On ne connaît pas encore vraiment la meilleure position de Marco Kana. Mais on sait que « l’enfant de Dieu » est dans le dur depuis son éclosion spectaculaire à l’automne 2019. Et que son club de toujours compte encore sur lui. Pourquoi?

« Je comprends qu’on me compare à Vincent Kompany. » Et bam, rien que ça! Et c’est sorti de la bouche d’enfant de Marco Kana en novembre 2019. Pour sa première longue interview de footballeur professionnel, à 17 ans et quelques semaines, il fait fort. Il faut dire qu’à ce moment-là, on ne le bouge plus de l’équipe. Le couple attitré en défense centrale, c’est Elias Cobbaut et Marco Kana. Point.
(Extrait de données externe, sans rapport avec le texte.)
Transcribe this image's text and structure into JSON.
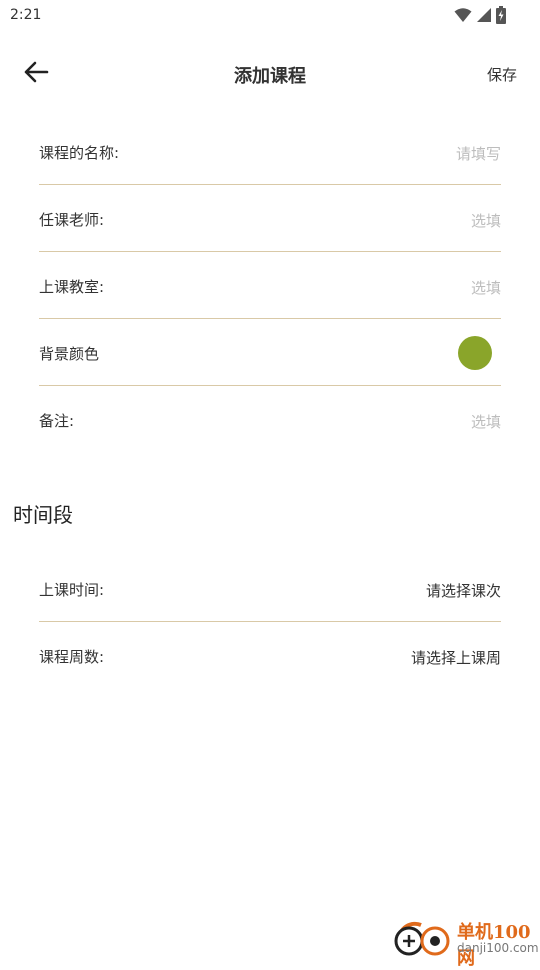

Et donc, il y a cette comparaison avec le Prince. Normal. Il a des racines congolaises, il a grandi à Bruxelles, il a fait ses classes à Anderlecht à partir des U6, il a débuté très jeune en équipe première, il passe sans souci du français au néerlandais, et enfin, il joue dans l’axe de la défense. Tout les rassemble. D’ailleurs, c’est Kompany lui-même qui l’a fait monter dans le noyau pro lors de l’été 2019.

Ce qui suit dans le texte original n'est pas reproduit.